The questioning following appellant’s statement in this case was plainly not limited to clarification of ambiguity, if any, in appellant’s declaration. Her ensuing statements and evidence obtained as a result of such interrogation should therefore have been excluded upon motion to suppress herein. Cf. Michigan v. Mosley, 423 U.S. 96, 96 S.Ct. 321, 46 L.Ed.2d 313; Edwards v. Arizona, 451 U.S. 477, 101 S.Ct. 1880, 68 L.Ed.2d 378 (1981); Walton v. State, 481 So.2d 1197 (Fla.1985).

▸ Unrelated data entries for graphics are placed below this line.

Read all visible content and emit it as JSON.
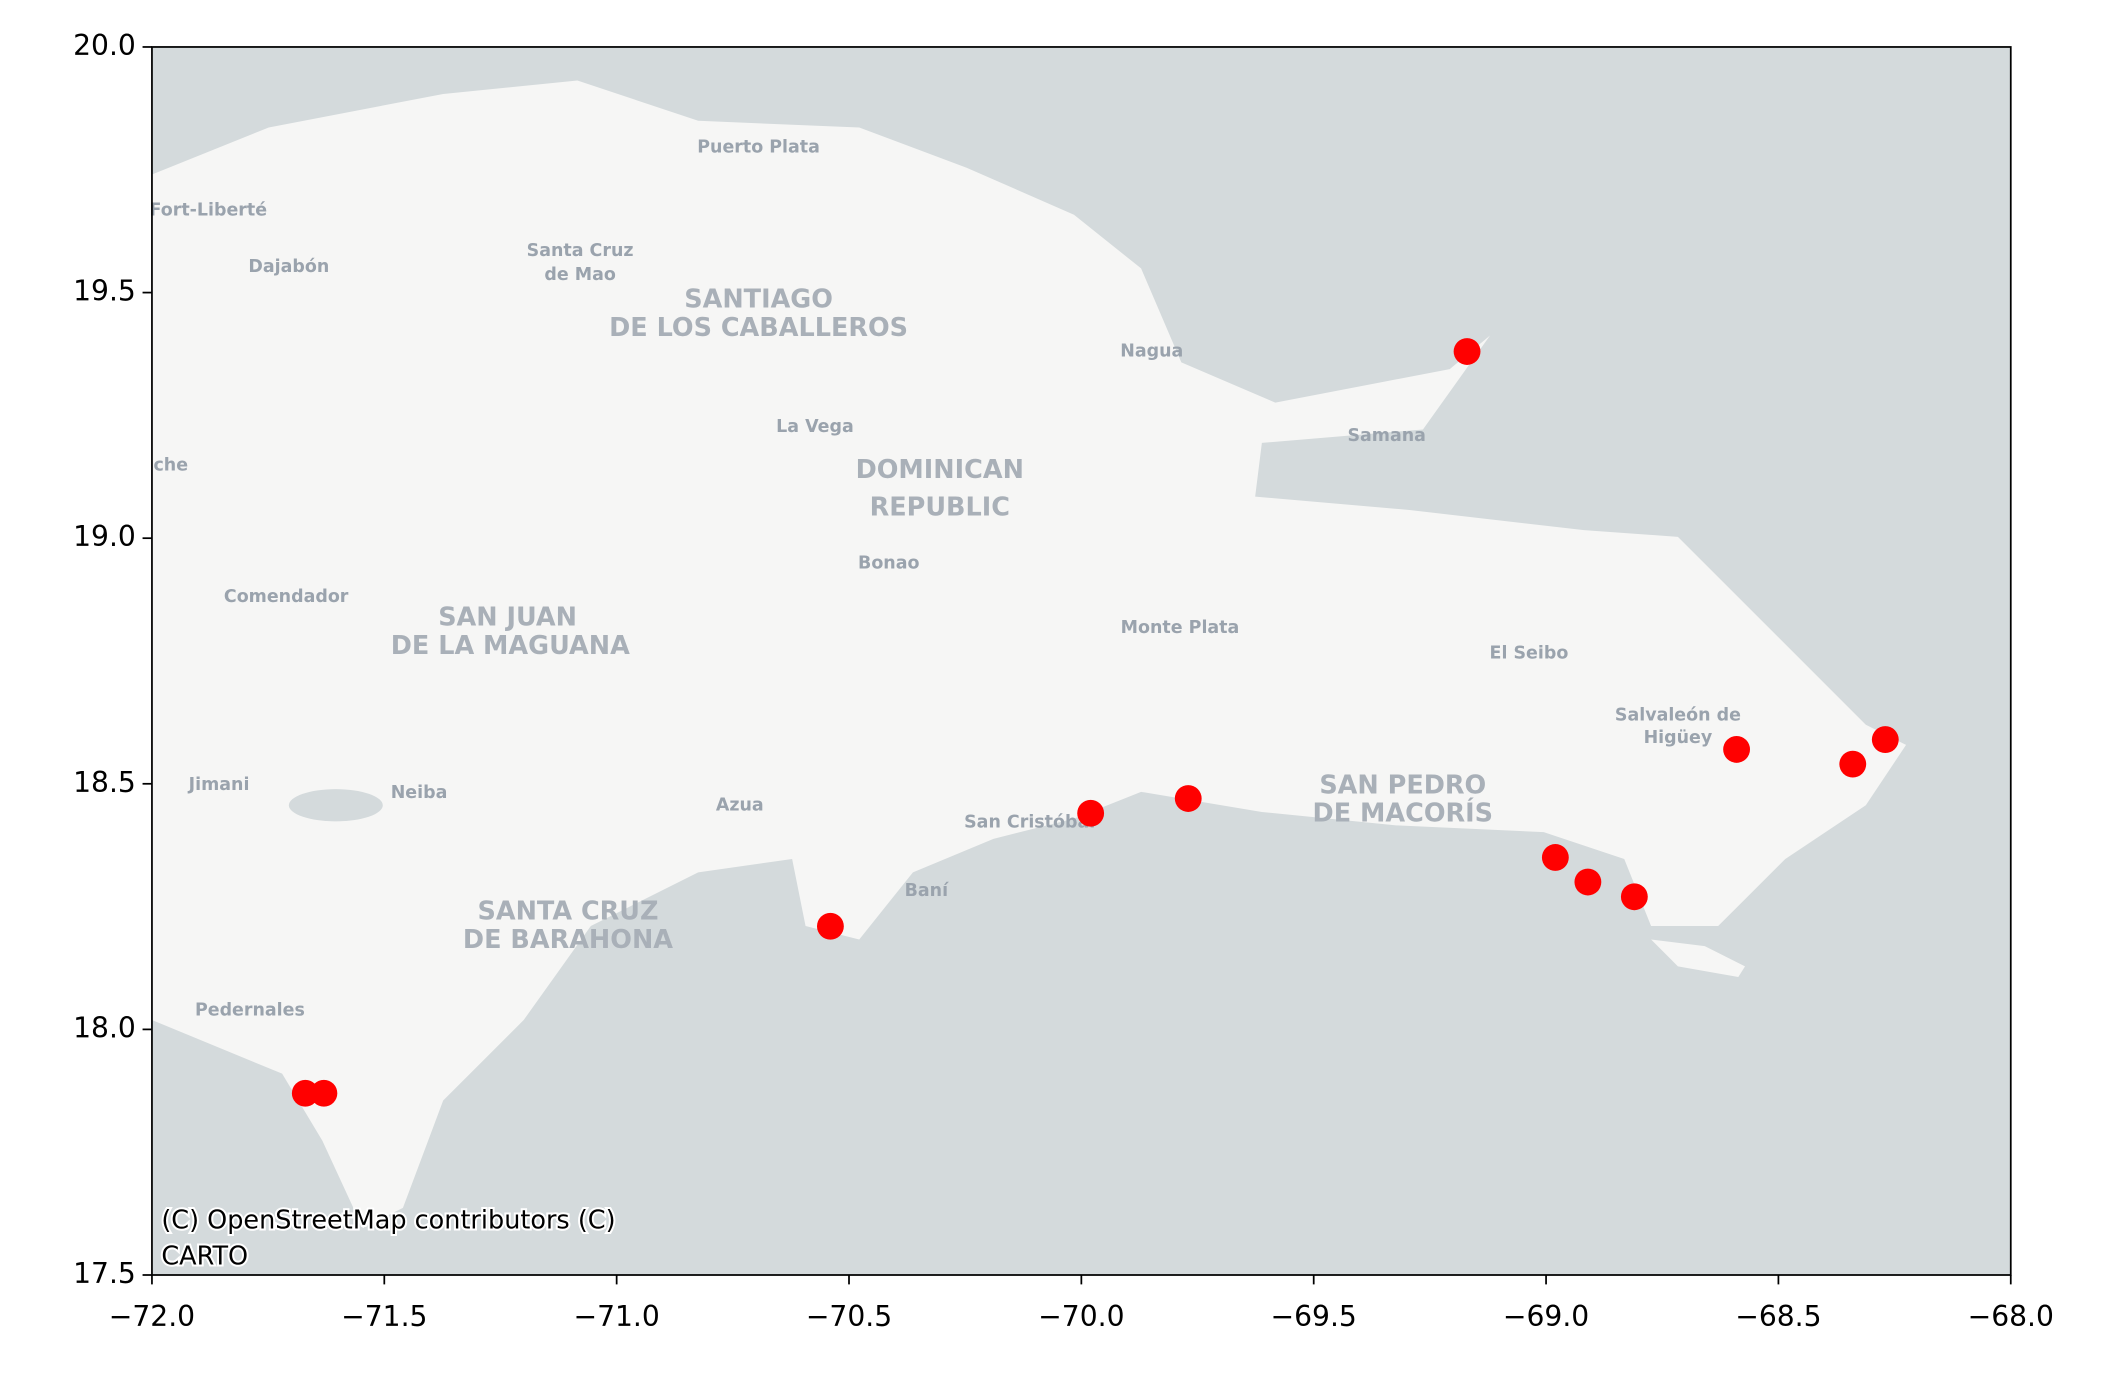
{
  "chart_data": {
    "type": "scatter",
    "x": [
      -71.67,
      -71.63,
      -70.54,
      -69.98,
      -69.77,
      -69.17,
      -68.98,
      -68.91,
      -68.81,
      -68.59,
      -68.34,
      -68.27
    ],
    "values": [
      17.87,
      17.87,
      18.21,
      18.44,
      18.47,
      19.38,
      18.35,
      18.3,
      18.27,
      18.57,
      18.54,
      18.59
    ],
    "color": "#ff0000",
    "xlim": [
      -72,
      -68
    ],
    "xticks": [
      {
        "value": -72,
        "label": "−72.0"
      },
      {
        "value": -71.5,
        "label": "−71.5"
      },
      {
        "value": -71,
        "label": "−71.0"
      },
      {
        "value": -70.5,
        "label": "−70.5"
      },
      {
        "value": -70,
        "label": "−70.0"
      },
      {
        "value": -69.5,
        "label": "−69.5"
      },
      {
        "value": -69,
        "label": "−69.0"
      },
      {
        "value": -68.5,
        "label": "−68.5"
      },
      {
        "value": -68,
        "label": "−68.0"
      }
    ],
    "ylim": [
      17.5,
      20
    ],
    "yticks": [
      17.5,
      {
        "value": 18,
        "label": "18.0"
      },
      18.5,
      {
        "value": 19,
        "label": "19.0"
      },
      19.5,
      {
        "value": 20,
        "label": "20.0"
      }
    ],
    "basemap_labels": [
      "Puerto Plata",
      "Fort-Liberté",
      "Dajabón",
      "Santa Cruz",
      "de Mao",
      "SANTIAGO",
      "DE LOS CABALLEROS",
      "Nagua",
      "La Vega",
      "Samana",
      "che",
      "DOMINICAN",
      "REPUBLIC",
      "Bonao",
      "Comendador",
      "SAN JUAN",
      "DE LA MAGUANA",
      "Monte Plata",
      "El Seibo",
      "Salvaleón de",
      "Higüey",
      "SAN PEDRO",
      "DE MACORÍS",
      "Jimani",
      "Neiba",
      "Azua",
      "San Cristóbal",
      "Baní",
      "SANTA CRUZ",
      "DE BARAHONA",
      "Pedernales"
    ],
    "attribution": [
      "(C) OpenStreetMap contributors (C)",
      "CARTO"
    ]
  }
}
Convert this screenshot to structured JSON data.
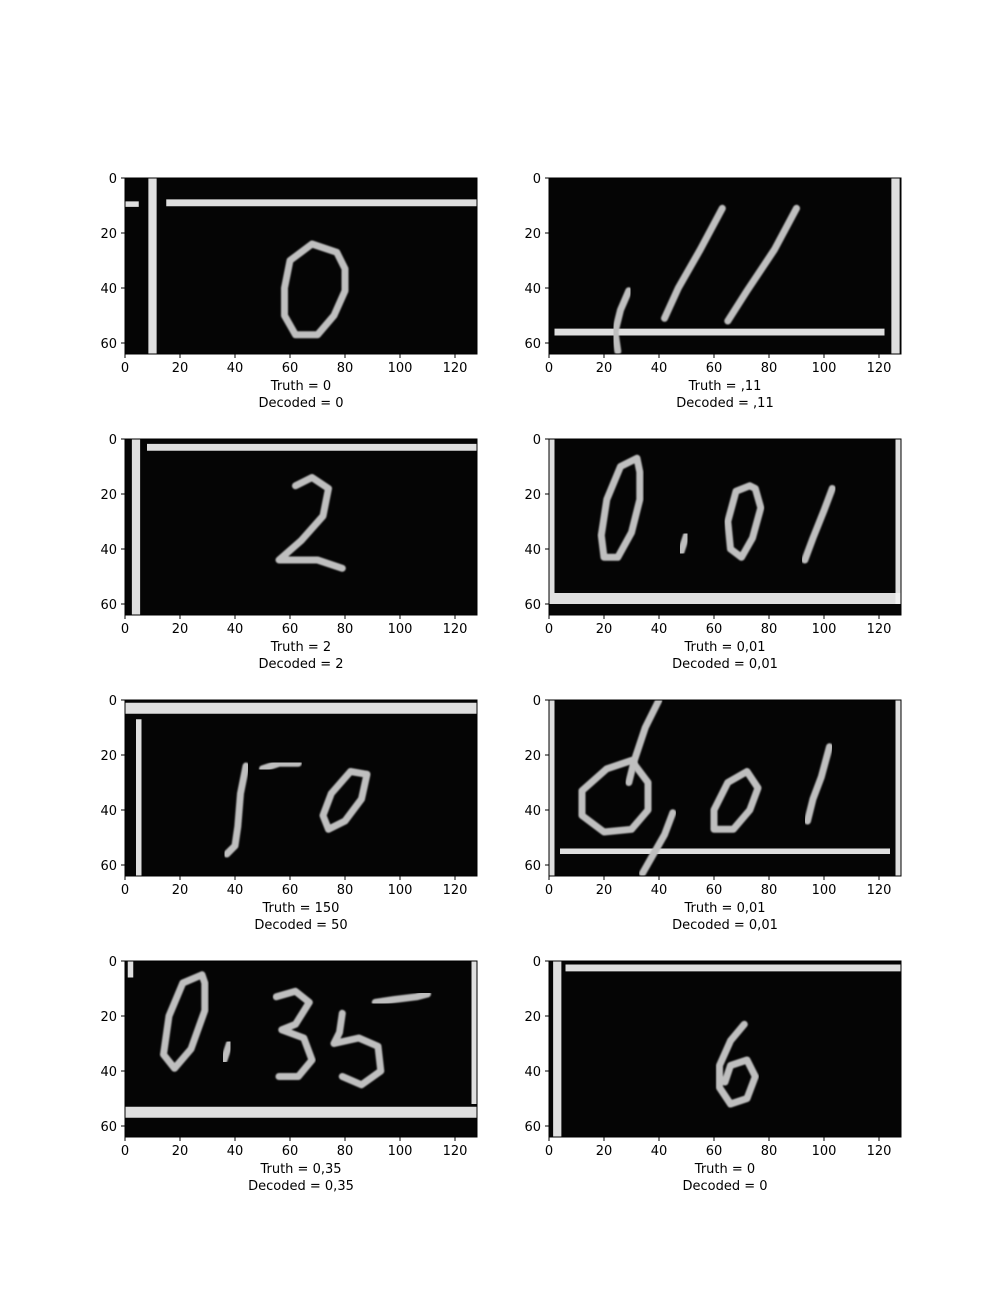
{
  "figure": {
    "background": "#ffffff",
    "image_background": "#050505",
    "ink_color": "#bfbfbf",
    "line_color": "#f2f2f2"
  },
  "chart_data": [
    {
      "type": "image",
      "xticks": [
        0,
        20,
        40,
        60,
        80,
        100,
        120
      ],
      "yticks": [
        0,
        20,
        40,
        60
      ],
      "xlim": [
        0,
        128
      ],
      "ylim": [
        64,
        0
      ],
      "truth_label": "Truth = 0",
      "decoded_label": "Decoded = 0",
      "rules": [
        {
          "orient": "v",
          "pos": 10,
          "from": 0,
          "to": 64,
          "width": 3
        },
        {
          "orient": "h",
          "pos": 9,
          "from": 15,
          "to": 128,
          "width": 2.5
        },
        {
          "orient": "h",
          "pos": 9.5,
          "from": 0,
          "to": 5,
          "width": 2
        }
      ],
      "strokes": [
        [
          [
            77,
            27
          ],
          [
            68,
            24
          ],
          [
            60,
            30
          ],
          [
            58,
            40
          ],
          [
            58,
            50
          ],
          [
            62,
            57
          ],
          [
            70,
            57
          ],
          [
            76,
            50
          ],
          [
            80,
            41
          ],
          [
            80,
            33
          ],
          [
            77,
            27
          ]
        ]
      ]
    },
    {
      "type": "image",
      "xticks": [
        0,
        20,
        40,
        60,
        80,
        100,
        120
      ],
      "yticks": [
        0,
        20,
        40,
        60
      ],
      "xlim": [
        0,
        128
      ],
      "ylim": [
        64,
        0
      ],
      "truth_label": "Truth = ,11",
      "decoded_label": "Decoded = ,11",
      "rules": [
        {
          "orient": "h",
          "pos": 56,
          "from": 2,
          "to": 122,
          "width": 2.5
        },
        {
          "orient": "v",
          "pos": 126,
          "from": 0,
          "to": 64,
          "width": 3
        }
      ],
      "strokes": [
        [
          [
            29,
            41
          ],
          [
            26,
            48
          ],
          [
            24,
            56
          ],
          [
            25,
            63
          ]
        ],
        [
          [
            63,
            11
          ],
          [
            55,
            26
          ],
          [
            47,
            40
          ],
          [
            42,
            51
          ]
        ],
        [
          [
            90,
            11
          ],
          [
            82,
            26
          ],
          [
            72,
            41
          ],
          [
            65,
            52
          ]
        ]
      ]
    },
    {
      "type": "image",
      "xticks": [
        0,
        20,
        40,
        60,
        80,
        100,
        120
      ],
      "yticks": [
        0,
        20,
        40,
        60
      ],
      "xlim": [
        0,
        128
      ],
      "ylim": [
        64,
        0
      ],
      "truth_label": "Truth = 2",
      "decoded_label": "Decoded = 2",
      "rules": [
        {
          "orient": "v",
          "pos": 4,
          "from": 0,
          "to": 64,
          "width": 3
        },
        {
          "orient": "h",
          "pos": 3,
          "from": 8,
          "to": 128,
          "width": 2.5
        }
      ],
      "strokes": [
        [
          [
            62,
            17
          ],
          [
            68,
            14
          ],
          [
            74,
            18
          ],
          [
            72,
            28
          ],
          [
            64,
            37
          ],
          [
            56,
            44
          ],
          [
            62,
            44
          ],
          [
            70,
            44
          ],
          [
            79,
            47
          ]
        ]
      ]
    },
    {
      "type": "image",
      "xticks": [
        0,
        20,
        40,
        60,
        80,
        100,
        120
      ],
      "yticks": [
        0,
        20,
        40,
        60
      ],
      "xlim": [
        0,
        128
      ],
      "ylim": [
        64,
        0
      ],
      "truth_label": "Truth = 0,01",
      "decoded_label": "Decoded = 0,01",
      "rules": [
        {
          "orient": "h",
          "pos": 58,
          "from": 0,
          "to": 128,
          "width": 4
        },
        {
          "orient": "v",
          "pos": 1,
          "from": 0,
          "to": 56,
          "width": 2
        },
        {
          "orient": "v",
          "pos": 127,
          "from": 0,
          "to": 60,
          "width": 2
        }
      ],
      "strokes": [
        [
          [
            32,
            7
          ],
          [
            26,
            10
          ],
          [
            21,
            22
          ],
          [
            19,
            35
          ],
          [
            20,
            43
          ],
          [
            25,
            43
          ],
          [
            30,
            34
          ],
          [
            33,
            22
          ],
          [
            33,
            12
          ],
          [
            32,
            7
          ]
        ],
        [
          [
            50,
            35
          ],
          [
            48,
            41
          ]
        ],
        [
          [
            73,
            17
          ],
          [
            68,
            19
          ],
          [
            65,
            30
          ],
          [
            66,
            40
          ],
          [
            70,
            43
          ],
          [
            74,
            36
          ],
          [
            77,
            25
          ],
          [
            75,
            18
          ],
          [
            73,
            17
          ]
        ],
        [
          [
            103,
            18
          ],
          [
            100,
            26
          ],
          [
            96,
            36
          ],
          [
            93,
            44
          ]
        ]
      ]
    },
    {
      "type": "image",
      "xticks": [
        0,
        20,
        40,
        60,
        80,
        100,
        120
      ],
      "yticks": [
        0,
        20,
        40,
        60
      ],
      "xlim": [
        0,
        128
      ],
      "ylim": [
        64,
        0
      ],
      "truth_label": "Truth = 150",
      "decoded_label": "Decoded = 50",
      "rules": [
        {
          "orient": "h",
          "pos": 3,
          "from": 0,
          "to": 128,
          "width": 4
        },
        {
          "orient": "v",
          "pos": 5,
          "from": 7,
          "to": 64,
          "width": 2
        }
      ],
      "strokes": [
        [
          [
            44,
            24
          ],
          [
            42,
            34
          ],
          [
            41,
            46
          ],
          [
            40,
            53
          ],
          [
            37,
            56
          ]
        ],
        [
          [
            50,
            25
          ],
          [
            56,
            23
          ],
          [
            63,
            23
          ]
        ],
        [
          [
            88,
            27
          ],
          [
            82,
            26
          ],
          [
            75,
            34
          ],
          [
            72,
            42
          ],
          [
            74,
            47
          ],
          [
            80,
            44
          ],
          [
            86,
            36
          ],
          [
            88,
            27
          ]
        ]
      ]
    },
    {
      "type": "image",
      "xticks": [
        0,
        20,
        40,
        60,
        80,
        100,
        120
      ],
      "yticks": [
        0,
        20,
        40,
        60
      ],
      "xlim": [
        0,
        128
      ],
      "ylim": [
        64,
        0
      ],
      "truth_label": "Truth = 0,01",
      "decoded_label": "Decoded = 0,01",
      "rules": [
        {
          "orient": "h",
          "pos": 55,
          "from": 4,
          "to": 124,
          "width": 2
        },
        {
          "orient": "v",
          "pos": 1,
          "from": 0,
          "to": 64,
          "width": 2
        },
        {
          "orient": "v",
          "pos": 127,
          "from": 0,
          "to": 64,
          "width": 2
        }
      ],
      "strokes": [
        [
          [
            40,
            0
          ],
          [
            35,
            10
          ],
          [
            31,
            22
          ],
          [
            29,
            30
          ]
        ],
        [
          [
            30,
            22
          ],
          [
            21,
            25
          ],
          [
            12,
            33
          ],
          [
            12,
            42
          ],
          [
            20,
            48
          ],
          [
            30,
            47
          ],
          [
            36,
            40
          ],
          [
            36,
            30
          ],
          [
            30,
            22
          ]
        ],
        [
          [
            45,
            41
          ],
          [
            42,
            49
          ],
          [
            38,
            56
          ],
          [
            34,
            63
          ]
        ],
        [
          [
            72,
            26
          ],
          [
            65,
            30
          ],
          [
            60,
            40
          ],
          [
            60,
            47
          ],
          [
            67,
            47
          ],
          [
            73,
            40
          ],
          [
            76,
            32
          ],
          [
            72,
            26
          ]
        ],
        [
          [
            102,
            17
          ],
          [
            99,
            28
          ],
          [
            96,
            36
          ],
          [
            94,
            44
          ]
        ]
      ]
    },
    {
      "type": "image",
      "xticks": [
        0,
        20,
        40,
        60,
        80,
        100,
        120
      ],
      "yticks": [
        0,
        20,
        40,
        60
      ],
      "xlim": [
        0,
        128
      ],
      "ylim": [
        64,
        0
      ],
      "truth_label": "Truth = 0,35",
      "decoded_label": "Decoded = 0,35",
      "rules": [
        {
          "orient": "h",
          "pos": 55,
          "from": 0,
          "to": 128,
          "width": 4
        },
        {
          "orient": "v",
          "pos": 127,
          "from": 0,
          "to": 52,
          "width": 2
        },
        {
          "orient": "v",
          "pos": 2,
          "from": 0,
          "to": 6,
          "width": 2
        }
      ],
      "strokes": [
        [
          [
            28,
            5
          ],
          [
            21,
            8
          ],
          [
            16,
            20
          ],
          [
            14,
            34
          ],
          [
            18,
            39
          ],
          [
            24,
            32
          ],
          [
            29,
            18
          ],
          [
            29,
            8
          ],
          [
            28,
            5
          ]
        ],
        [
          [
            38,
            30
          ],
          [
            36,
            36
          ]
        ],
        [
          [
            55,
            13
          ],
          [
            62,
            11
          ],
          [
            67,
            15
          ],
          [
            62,
            23
          ],
          [
            57,
            25
          ],
          [
            65,
            28
          ],
          [
            68,
            36
          ],
          [
            63,
            42
          ],
          [
            56,
            42
          ]
        ],
        [
          [
            79,
            19
          ],
          [
            78,
            26
          ],
          [
            76,
            30
          ],
          [
            85,
            28
          ],
          [
            92,
            31
          ],
          [
            93,
            40
          ],
          [
            86,
            45
          ],
          [
            79,
            42
          ]
        ],
        [
          [
            91,
            15
          ],
          [
            98,
            14
          ],
          [
            106,
            13
          ],
          [
            110,
            12
          ]
        ]
      ]
    },
    {
      "type": "image",
      "xticks": [
        0,
        20,
        40,
        60,
        80,
        100,
        120
      ],
      "yticks": [
        0,
        20,
        40,
        60
      ],
      "xlim": [
        0,
        128
      ],
      "ylim": [
        64,
        0
      ],
      "truth_label": "Truth = 0",
      "decoded_label": "Decoded = 0",
      "rules": [
        {
          "orient": "v",
          "pos": 3,
          "from": 0,
          "to": 64,
          "width": 3
        },
        {
          "orient": "h",
          "pos": 2.5,
          "from": 6,
          "to": 128,
          "width": 2.5
        }
      ],
      "strokes": [
        [
          [
            71,
            23
          ],
          [
            66,
            29
          ],
          [
            62,
            38
          ],
          [
            62,
            46
          ],
          [
            66,
            52
          ],
          [
            72,
            50
          ],
          [
            75,
            42
          ],
          [
            72,
            36
          ],
          [
            66,
            38
          ],
          [
            64,
            44
          ]
        ]
      ]
    }
  ]
}
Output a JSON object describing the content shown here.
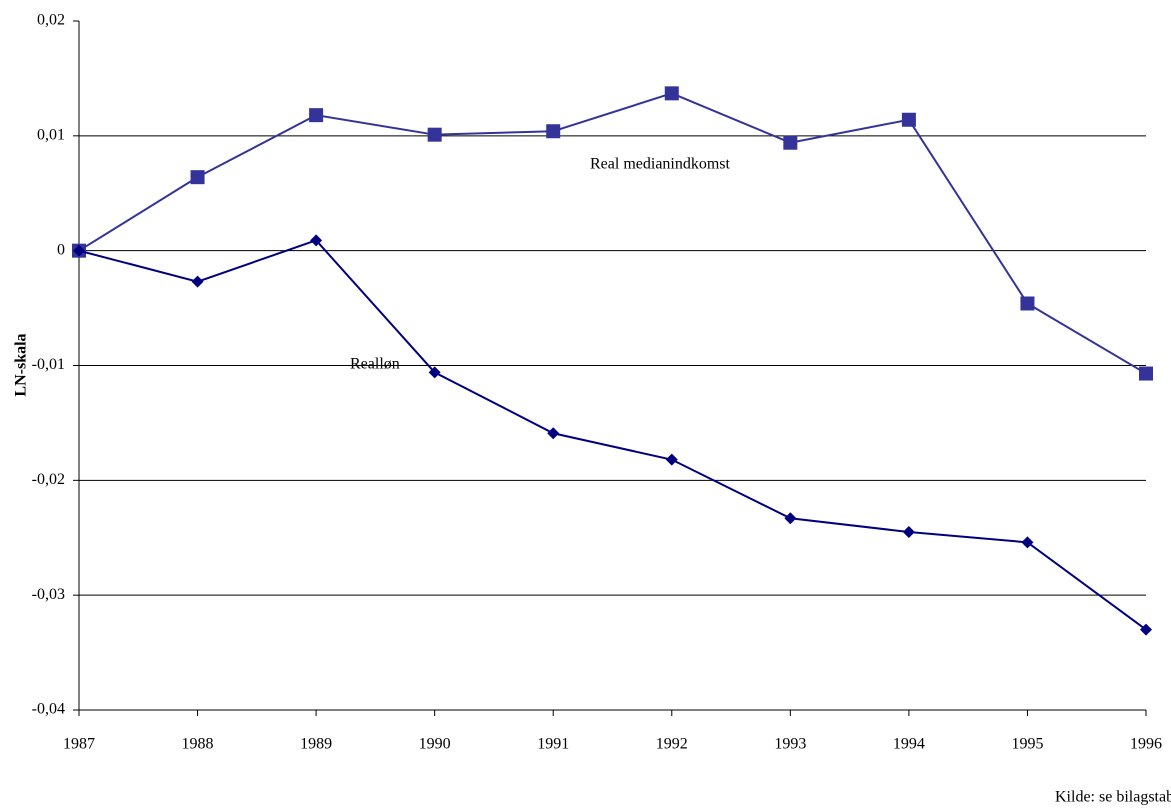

With respect to the second stated issue on appeal, the trial court allowed introduction of the letters written by appellant to witness Gloria Mae Murray to corroborate the testimony of Gloria Murray as to the closeness and character of the relationship between appellant and Murray, and to explain , why appellant would have confided in her concerning the crime. Appellant did not testify at trial and her character was not at issue. Section 90.404, Florida Statutes, provides that “evidence of a person’s character or a trait of his character is inadmissible to prove that he acted in conformity with it on a particular occasion, except: ... evidence of a pertinent trait of his character offered by an accused, or by the prosecution to rebut the trait.”

Gloria Murray testified that she and appellant were cellmates and had developed a close friendship. She also testified as to why she was willing to testify in appellant’s case. The letters detailing appellant’s behavior would appear only marginally to have corroborated Gloria Murray’s testimony or to have further established the closeness and character of the relationship between the two. The letters do impact on appellant’s character, and do not appear to be relevant to any issues at trial. In Harmon v. State, 527 So.2d 182 (Fla. 1988), the court found that introduction of testimony by the defendant’s cellmate that the defendant had asked him to pick up some stolen diamonds, and sell them after the cellmate’s release from prison, was relevant to “demonstrate the trust relationship that had developed between Harmon and Shadle and to provide the context in which Harmon’s admission of the murder was made to Shadle and was therefore admissible.” Harmon at 186. The state-' ments made by appellant in her letters in this case provide far less an indication of a trusting relationship with Murray. We conclude they are not within the Harmon rationale and should have been excluded. Counsel for the state is to be commended for having effectively so conceded at oral argument before this court. Because we reverse for new trial on the ground first above discussed we need not consider whether harmless error doctrines should or should not apply with respect to the error in admitting the latter evidence.

Reversed.

ERVIN and ZEHMER, JJ., concur.

. Testimony of the interrogating officer was:

Q. And you heard the utterances that I am referring to when Connie talked to her father and her father advised her to continue talking?
A. Correct.
Q. And did you at any time when Connie made the statements ... did you advise, ask Connie if she wished to continue?
A. No, sir.
Q. You kept on taking the statement?